FirstSun Capital Bancorp, the Denver-based parent of Sunflower Bank, says it uncovered alleged fraud at a commercial borrower, alerted law enforcement, and is bracing for roughly a $22 million loss tied to the relationship. Company filings say the hit stems from an asset-based loan backed by misstated accounts receivable, collateral, and historical financial statements. Bank managers have started legal proceedings, and a receiver has been appointed over the borrower's assets.
The company laid out the situation in a regulatory disclosure, noting that the loan carried an outstanding principal balance of about $23.6 million and that the borrower "made fraudulent misrepresentations" about its books and collateral, according to a SEC Form 8-K. The filing says FirstSun initiated proceedings to appoint a receiver, expects "an approximate $22.0 million charge-off" in the second quarter, and has notified appropriate law enforcement authorities.
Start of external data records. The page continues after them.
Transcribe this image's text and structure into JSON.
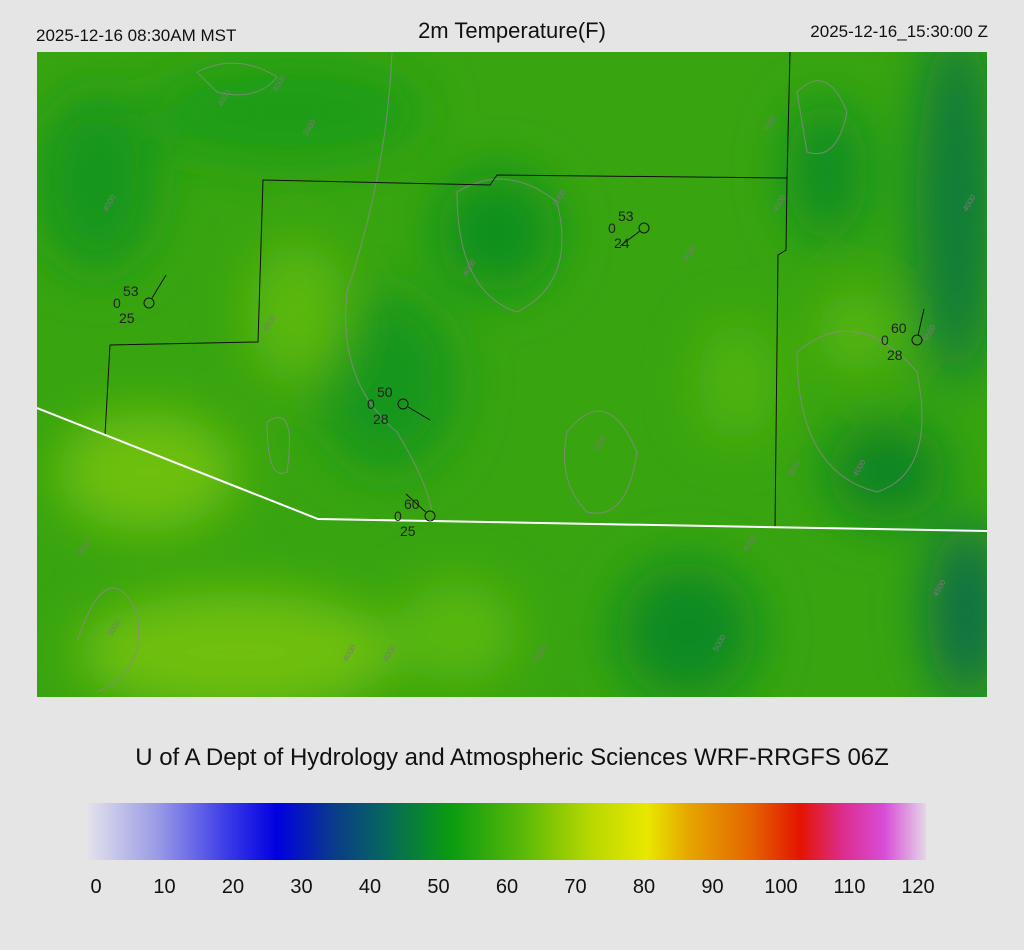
{
  "header": {
    "local_time": "2025-12-16 08:30AM MST",
    "title": "2m Temperature(F)",
    "utc_time": "2025-12-16_15:30:00 Z"
  },
  "credit": "U of A Dept of Hydrology and Atmospheric Sciences WRF-RRGFS 06Z",
  "colorbar": {
    "min": 0,
    "max": 120,
    "ticks": [
      "0",
      "10",
      "20",
      "30",
      "40",
      "50",
      "60",
      "70",
      "80",
      "90",
      "100",
      "110",
      "120"
    ],
    "stops": [
      [
        "0",
        "#e2e2ec"
      ],
      [
        "10",
        "#9a9ae6"
      ],
      [
        "20",
        "#3a3ae8"
      ],
      [
        "27",
        "#0000e0"
      ],
      [
        "35",
        "#0a3a8c"
      ],
      [
        "42",
        "#066460"
      ],
      [
        "52",
        "#0a9c10"
      ],
      [
        "62",
        "#58b808"
      ],
      [
        "72",
        "#b8d800"
      ],
      [
        "80",
        "#e8e800"
      ],
      [
        "86",
        "#e6a600"
      ],
      [
        "95",
        "#e46400"
      ],
      [
        "102",
        "#e41400"
      ],
      [
        "108",
        "#dc2c8c"
      ],
      [
        "114",
        "#d84cd8"
      ],
      [
        "120",
        "#e6d6e6"
      ]
    ]
  },
  "map": {
    "contour_labels": [
      "4000",
      "4000",
      "3500",
      "4000",
      "4500",
      "4000",
      "5000",
      "4500",
      "5000",
      "4000",
      "3500",
      "4000",
      "4500",
      "3500",
      "3000",
      "4000",
      "5000",
      "4500",
      "4000",
      "3000",
      "4000",
      "5000",
      "4500"
    ],
    "stations": [
      {
        "temp": "53",
        "cloud": "0",
        "dew": "25"
      },
      {
        "temp": "53",
        "cloud": "0",
        "dew": "24"
      },
      {
        "temp": "60",
        "cloud": "0",
        "dew": "28"
      },
      {
        "temp": "50",
        "cloud": "0",
        "dew": "28"
      },
      {
        "temp": "60",
        "cloud": "0",
        "dew": "25"
      }
    ]
  }
}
"We expect our second quarter 2026 financial results to be adversely affected by charge-offs," the filing states. It also flags a second troubled lending relationship, a commercial-and-industrial loan to a technology company with roughly $16 million outstanding, where the bank anticipates about a $12.9 million charge-off. Taken together, FirstSun now expects second-quarter charge-offs in the $42 million to $43 million range and a provision for credit losses of roughly $40 million to $41 million. Management plans to report second-quarter results on July 27 and host a conference call on July 28, according to the SEC filing.
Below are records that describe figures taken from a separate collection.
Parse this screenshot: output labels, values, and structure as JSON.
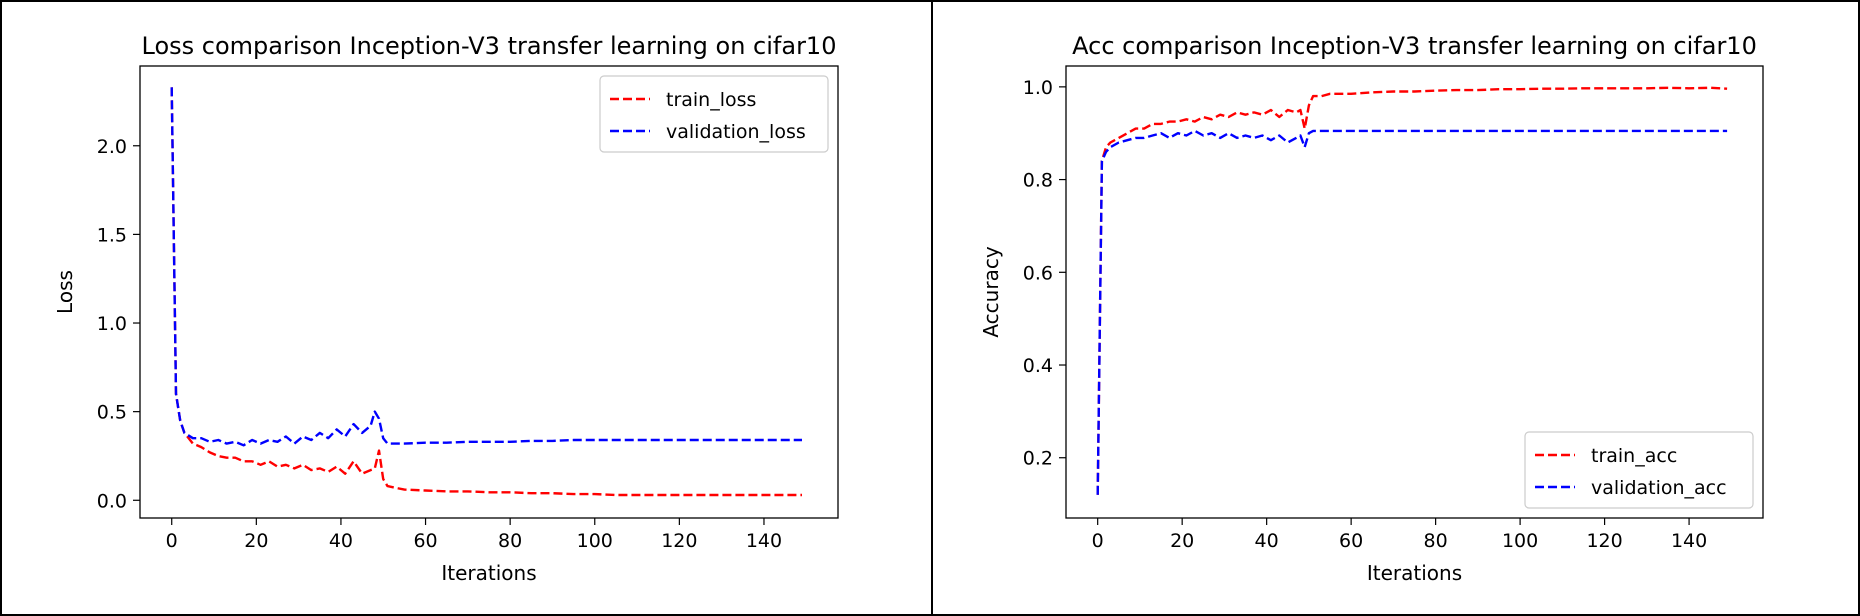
{
  "chart_data": [
    {
      "type": "line",
      "title": "Loss comparison Inception-V3 transfer learning on cifar10",
      "xlabel": "Iterations",
      "ylabel": "Loss",
      "xlim": [
        -7.5,
        157.5
      ],
      "ylim": [
        -0.1,
        2.45
      ],
      "xticks": [
        0,
        20,
        40,
        60,
        80,
        100,
        120,
        140
      ],
      "yticks": [
        0.0,
        0.5,
        1.0,
        1.5,
        2.0
      ],
      "ytick_labels": [
        "0.0",
        "0.5",
        "1.0",
        "1.5",
        "2.0"
      ],
      "legend_position": "upper right",
      "grid": false,
      "series": [
        {
          "name": "train_loss",
          "color": "#ff0000",
          "linestyle": "dashed",
          "x": [
            0,
            1,
            2,
            3,
            5,
            7,
            9,
            11,
            13,
            15,
            17,
            19,
            21,
            23,
            25,
            27,
            29,
            31,
            33,
            35,
            37,
            39,
            41,
            43,
            45,
            47,
            48,
            49,
            50,
            51,
            53,
            55,
            60,
            65,
            70,
            75,
            80,
            85,
            90,
            95,
            100,
            105,
            110,
            115,
            120,
            125,
            130,
            135,
            140,
            145,
            149
          ],
          "y": [
            2.33,
            0.6,
            0.45,
            0.38,
            0.32,
            0.3,
            0.27,
            0.25,
            0.24,
            0.24,
            0.22,
            0.22,
            0.2,
            0.22,
            0.19,
            0.2,
            0.18,
            0.2,
            0.17,
            0.18,
            0.16,
            0.19,
            0.15,
            0.22,
            0.15,
            0.17,
            0.18,
            0.28,
            0.12,
            0.08,
            0.07,
            0.06,
            0.055,
            0.05,
            0.05,
            0.045,
            0.045,
            0.04,
            0.04,
            0.035,
            0.035,
            0.03,
            0.03,
            0.03,
            0.03,
            0.03,
            0.03,
            0.03,
            0.03,
            0.03,
            0.03
          ]
        },
        {
          "name": "validation_loss",
          "color": "#0000ff",
          "linestyle": "dashed",
          "x": [
            0,
            1,
            2,
            3,
            5,
            7,
            9,
            11,
            13,
            15,
            17,
            19,
            21,
            23,
            25,
            27,
            29,
            31,
            33,
            35,
            37,
            39,
            41,
            43,
            45,
            47,
            48,
            49,
            50,
            51,
            53,
            55,
            60,
            65,
            70,
            75,
            80,
            85,
            90,
            95,
            100,
            105,
            110,
            115,
            120,
            125,
            130,
            135,
            140,
            145,
            149
          ],
          "y": [
            2.33,
            0.6,
            0.45,
            0.38,
            0.35,
            0.35,
            0.33,
            0.34,
            0.32,
            0.33,
            0.31,
            0.34,
            0.32,
            0.34,
            0.33,
            0.36,
            0.32,
            0.36,
            0.34,
            0.38,
            0.35,
            0.4,
            0.36,
            0.43,
            0.38,
            0.42,
            0.5,
            0.46,
            0.35,
            0.32,
            0.32,
            0.32,
            0.325,
            0.325,
            0.33,
            0.33,
            0.33,
            0.335,
            0.335,
            0.34,
            0.34,
            0.34,
            0.34,
            0.34,
            0.34,
            0.34,
            0.34,
            0.34,
            0.34,
            0.34,
            0.34
          ]
        }
      ]
    },
    {
      "type": "line",
      "title": "Acc comparison Inception-V3 transfer learning on cifar10",
      "xlabel": "Iterations",
      "ylabel": "Accuracy",
      "xlim": [
        -7.5,
        157.5
      ],
      "ylim": [
        0.07,
        1.045
      ],
      "xticks": [
        0,
        20,
        40,
        60,
        80,
        100,
        120,
        140
      ],
      "yticks": [
        0.2,
        0.4,
        0.6,
        0.8,
        1.0
      ],
      "ytick_labels": [
        "0.2",
        "0.4",
        "0.6",
        "0.8",
        "1.0"
      ],
      "legend_position": "lower right",
      "grid": false,
      "series": [
        {
          "name": "train_acc",
          "color": "#ff0000",
          "linestyle": "dashed",
          "x": [
            0,
            1,
            2,
            3,
            5,
            7,
            9,
            11,
            13,
            15,
            17,
            19,
            21,
            23,
            25,
            27,
            29,
            31,
            33,
            35,
            37,
            39,
            41,
            43,
            45,
            47,
            48,
            49,
            50,
            51,
            53,
            55,
            60,
            65,
            70,
            75,
            80,
            85,
            90,
            95,
            100,
            105,
            110,
            115,
            120,
            125,
            130,
            135,
            140,
            145,
            149
          ],
          "y": [
            0.12,
            0.84,
            0.87,
            0.88,
            0.89,
            0.9,
            0.91,
            0.91,
            0.92,
            0.92,
            0.925,
            0.925,
            0.93,
            0.925,
            0.935,
            0.93,
            0.94,
            0.935,
            0.945,
            0.94,
            0.945,
            0.94,
            0.95,
            0.935,
            0.95,
            0.945,
            0.95,
            0.91,
            0.96,
            0.98,
            0.98,
            0.985,
            0.985,
            0.988,
            0.99,
            0.99,
            0.992,
            0.993,
            0.993,
            0.995,
            0.995,
            0.996,
            0.996,
            0.997,
            0.997,
            0.997,
            0.997,
            0.998,
            0.997,
            0.998,
            0.996
          ]
        },
        {
          "name": "validation_acc",
          "color": "#0000ff",
          "linestyle": "dashed",
          "x": [
            0,
            1,
            2,
            3,
            5,
            7,
            9,
            11,
            13,
            15,
            17,
            19,
            21,
            23,
            25,
            27,
            29,
            31,
            33,
            35,
            37,
            39,
            41,
            43,
            45,
            47,
            48,
            49,
            50,
            51,
            53,
            55,
            60,
            65,
            70,
            75,
            80,
            85,
            90,
            95,
            100,
            105,
            110,
            115,
            120,
            125,
            130,
            135,
            140,
            145,
            149
          ],
          "y": [
            0.12,
            0.84,
            0.86,
            0.87,
            0.88,
            0.885,
            0.89,
            0.89,
            0.895,
            0.9,
            0.89,
            0.9,
            0.895,
            0.905,
            0.895,
            0.9,
            0.89,
            0.9,
            0.89,
            0.895,
            0.89,
            0.895,
            0.885,
            0.895,
            0.88,
            0.89,
            0.895,
            0.87,
            0.9,
            0.905,
            0.905,
            0.905,
            0.905,
            0.905,
            0.905,
            0.905,
            0.905,
            0.905,
            0.905,
            0.905,
            0.905,
            0.905,
            0.905,
            0.905,
            0.905,
            0.905,
            0.905,
            0.905,
            0.905,
            0.905,
            0.905
          ]
        }
      ]
    }
  ]
}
Balance Sheet Reshuffle After A Big Merger
The disclosure lands as FirstSun continues to reshape its balance sheet after closing its April merger with First Foundation and making related portfolio moves. In early June, Sunflower Bank closed the sale of approximately $890 million of performing multifamily loans to entities affiliated with Brookfield Asset Management, according to BusinessWire. Local coverage earlier this spring tracked the merger and regulatory approvals when the lender secured Fed OK For $785 Million SoCal Takeover, as per Hoodline.
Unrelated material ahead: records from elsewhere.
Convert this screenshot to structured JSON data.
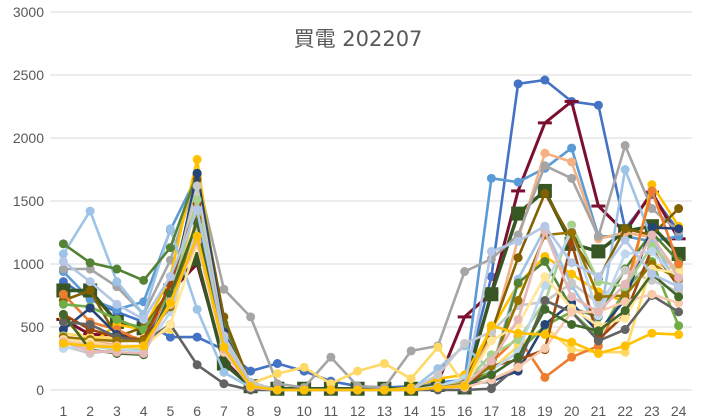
{
  "chart_data": {
    "type": "line",
    "title": "買電 202207",
    "xlabel": "",
    "ylabel": "",
    "x": [
      1,
      2,
      3,
      4,
      5,
      6,
      7,
      8,
      9,
      10,
      11,
      12,
      13,
      14,
      15,
      16,
      17,
      18,
      19,
      20,
      21,
      22,
      23,
      24
    ],
    "ylim": [
      0,
      3000
    ],
    "yticks": [
      0,
      500,
      1000,
      1500,
      2000,
      2500,
      3000
    ],
    "grid": true,
    "legend": "none",
    "series": [
      {
        "color": "#4472c4",
        "marker": "circle",
        "values": [
          860,
          720,
          620,
          540,
          420,
          420,
          320,
          150,
          210,
          150,
          70,
          30,
          20,
          30,
          40,
          60,
          900,
          2430,
          2460,
          2290,
          2260,
          1280,
          1550,
          1260
        ]
      },
      {
        "color": "#7b0f2e",
        "marker": "dash",
        "width": 3,
        "values": [
          560,
          440,
          440,
          400,
          780,
          1000,
          240,
          20,
          0,
          0,
          0,
          0,
          0,
          0,
          60,
          580,
          770,
          1580,
          2120,
          2290,
          1460,
          1250,
          1570,
          1200
        ]
      },
      {
        "color": "#5b9bd5",
        "marker": "circle",
        "values": [
          940,
          720,
          640,
          700,
          1270,
          1700,
          440,
          60,
          0,
          0,
          0,
          0,
          0,
          0,
          60,
          80,
          1680,
          1650,
          1760,
          1920,
          1220,
          1220,
          1180,
          1220
        ]
      },
      {
        "color": "#375623",
        "marker": "square",
        "width": 3.5,
        "values": [
          790,
          790,
          540,
          490,
          790,
          1040,
          210,
          30,
          10,
          10,
          10,
          10,
          10,
          10,
          40,
          20,
          760,
          1400,
          1580,
          1160,
          1100,
          1260,
          1300,
          1080
        ]
      },
      {
        "color": "#f4b183",
        "marker": "circle",
        "values": [
          420,
          380,
          360,
          300,
          820,
          1500,
          310,
          30,
          0,
          0,
          0,
          0,
          0,
          0,
          30,
          60,
          420,
          1200,
          1880,
          1810,
          1200,
          1250,
          1210,
          920
        ]
      },
      {
        "color": "#a5a5a5",
        "marker": "circle",
        "values": [
          960,
          960,
          820,
          600,
          1030,
          1700,
          800,
          580,
          50,
          20,
          260,
          30,
          20,
          310,
          350,
          940,
          1040,
          1230,
          1780,
          1680,
          1220,
          1940,
          1440,
          1260
        ]
      },
      {
        "color": "#ffc000",
        "marker": "circle",
        "values": [
          570,
          360,
          520,
          480,
          900,
          1830,
          420,
          40,
          0,
          0,
          0,
          0,
          0,
          20,
          90,
          120,
          480,
          840,
          1060,
          920,
          780,
          700,
          1630,
          1300
        ]
      },
      {
        "color": "#ffd966",
        "marker": "circle",
        "values": [
          450,
          420,
          410,
          410,
          480,
          1580,
          330,
          50,
          130,
          180,
          50,
          150,
          210,
          90,
          340,
          40,
          160,
          350,
          500,
          320,
          300,
          300,
          1000,
          960
        ]
      },
      {
        "color": "#9dc3e6",
        "marker": "circle",
        "values": [
          1080,
          1420,
          860,
          600,
          1280,
          640,
          140,
          20,
          0,
          0,
          0,
          0,
          0,
          0,
          170,
          350,
          150,
          880,
          1280,
          830,
          500,
          1750,
          1200,
          810
        ]
      },
      {
        "color": "#548235",
        "marker": "circle",
        "values": [
          1160,
          1010,
          960,
          870,
          1130,
          1720,
          530,
          30,
          0,
          0,
          0,
          0,
          0,
          0,
          30,
          40,
          130,
          850,
          1020,
          650,
          580,
          960,
          1250,
          1020
        ]
      },
      {
        "color": "#806000",
        "marker": "circle",
        "values": [
          710,
          790,
          420,
          500,
          780,
          1670,
          580,
          40,
          0,
          0,
          0,
          0,
          0,
          0,
          20,
          80,
          460,
          1050,
          1560,
          1200,
          880,
          1280,
          1230,
          1440
        ]
      },
      {
        "color": "#ed7d31",
        "marker": "circle",
        "values": [
          760,
          540,
          480,
          380,
          760,
          1290,
          380,
          40,
          0,
          0,
          0,
          0,
          0,
          0,
          30,
          60,
          220,
          420,
          100,
          260,
          350,
          780,
          1580,
          1000
        ]
      },
      {
        "color": "#70ad47",
        "marker": "circle",
        "values": [
          680,
          660,
          560,
          480,
          760,
          1490,
          390,
          30,
          0,
          0,
          0,
          0,
          0,
          0,
          20,
          40,
          160,
          300,
          510,
          620,
          420,
          800,
          1020,
          510
        ]
      },
      {
        "color": "#264478",
        "marker": "circle",
        "values": [
          480,
          650,
          440,
          380,
          720,
          1720,
          460,
          30,
          0,
          0,
          0,
          0,
          0,
          0,
          20,
          40,
          70,
          150,
          520,
          690,
          460,
          720,
          1290,
          1280
        ]
      },
      {
        "color": "#c9c9c9",
        "marker": "circle",
        "values": [
          350,
          290,
          320,
          320,
          760,
          1620,
          430,
          60,
          0,
          0,
          0,
          0,
          0,
          0,
          120,
          370,
          460,
          670,
          700,
          850,
          690,
          950,
          870,
          780
        ]
      },
      {
        "color": "#9e480e",
        "marker": "circle",
        "values": [
          600,
          480,
          420,
          400,
          840,
          1480,
          390,
          30,
          0,
          0,
          0,
          0,
          0,
          0,
          20,
          20,
          190,
          240,
          320,
          1170,
          400,
          600,
          1120,
          820
        ]
      },
      {
        "color": "#a9d18e",
        "marker": "circle",
        "values": [
          430,
          350,
          320,
          320,
          730,
          1510,
          360,
          20,
          0,
          0,
          0,
          0,
          0,
          0,
          20,
          60,
          280,
          400,
          700,
          1310,
          860,
          820,
          1140,
          930
        ]
      },
      {
        "color": "#bdd7ee",
        "marker": "circle",
        "values": [
          330,
          350,
          330,
          300,
          620,
          1310,
          360,
          30,
          0,
          0,
          0,
          0,
          0,
          0,
          30,
          90,
          160,
          300,
          830,
          1260,
          590,
          1080,
          1100,
          860
        ]
      },
      {
        "color": "#636363",
        "marker": "circle",
        "values": [
          540,
          520,
          420,
          380,
          520,
          200,
          50,
          0,
          0,
          0,
          0,
          0,
          0,
          0,
          0,
          0,
          10,
          190,
          710,
          620,
          390,
          480,
          750,
          620
        ]
      },
      {
        "color": "#997300",
        "marker": "circle",
        "values": [
          420,
          400,
          390,
          390,
          660,
          1360,
          330,
          40,
          0,
          0,
          0,
          0,
          0,
          0,
          20,
          50,
          190,
          710,
          1230,
          1250,
          740,
          750,
          1000,
          880
        ]
      },
      {
        "color": "#ffe699",
        "marker": "circle",
        "values": [
          400,
          380,
          340,
          340,
          520,
          1160,
          310,
          40,
          0,
          0,
          0,
          0,
          0,
          0,
          20,
          30,
          390,
          520,
          900,
          650,
          510,
          570,
          960,
          930
        ]
      },
      {
        "color": "#f8cbad",
        "marker": "circle",
        "values": [
          390,
          360,
          350,
          350,
          680,
          1230,
          300,
          30,
          0,
          0,
          0,
          0,
          0,
          0,
          20,
          20,
          80,
          180,
          330,
          620,
          620,
          700,
          760,
          690
        ]
      },
      {
        "color": "#43682b",
        "marker": "circle",
        "values": [
          600,
          320,
          290,
          280,
          760,
          1330,
          330,
          30,
          0,
          0,
          0,
          0,
          0,
          0,
          20,
          40,
          120,
          260,
          640,
          520,
          470,
          630,
          920,
          740
        ]
      },
      {
        "color": "#e6b9b8",
        "marker": "circle",
        "values": [
          380,
          310,
          300,
          290,
          700,
          1180,
          330,
          20,
          0,
          0,
          0,
          0,
          0,
          0,
          20,
          40,
          230,
          560,
          1260,
          740,
          620,
          840,
          1230,
          890
        ]
      },
      {
        "color": "#b4c7e7",
        "marker": "circle",
        "values": [
          1020,
          860,
          680,
          560,
          900,
          1430,
          400,
          40,
          0,
          0,
          0,
          0,
          0,
          0,
          20,
          30,
          1100,
          1180,
          1300,
          1010,
          900,
          1190,
          920,
          820
        ]
      },
      {
        "color": "#ffc000",
        "marker": "circle",
        "values": [
          370,
          350,
          340,
          350,
          690,
          1220,
          340,
          30,
          0,
          0,
          0,
          0,
          0,
          0,
          20,
          30,
          510,
          450,
          440,
          380,
          290,
          350,
          450,
          440
        ]
      }
    ]
  }
}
FirstSun told investors it will pursue legal remedies to recover funds and has "initiated legal proceedings" against the borrower, as reported by the Denver Business Journal. Summaries of the company's 8-K filing, replicated on financial reporting sites, also note the bank expects "minimal recovery" on the exposure even as a receiver works to secure assets, according to StockTitan.
Investors will be watching FirstSun's second-quarter release and the July 28 call for details on recoveries and any shift in the bank's updated credit outlook. The company described the alleged fraud as an isolated incident in its filing, but the looming charge-offs highlight the risks banks shoulder when underwriting asset-based credits and integrating large, newly acquired loan portfolios.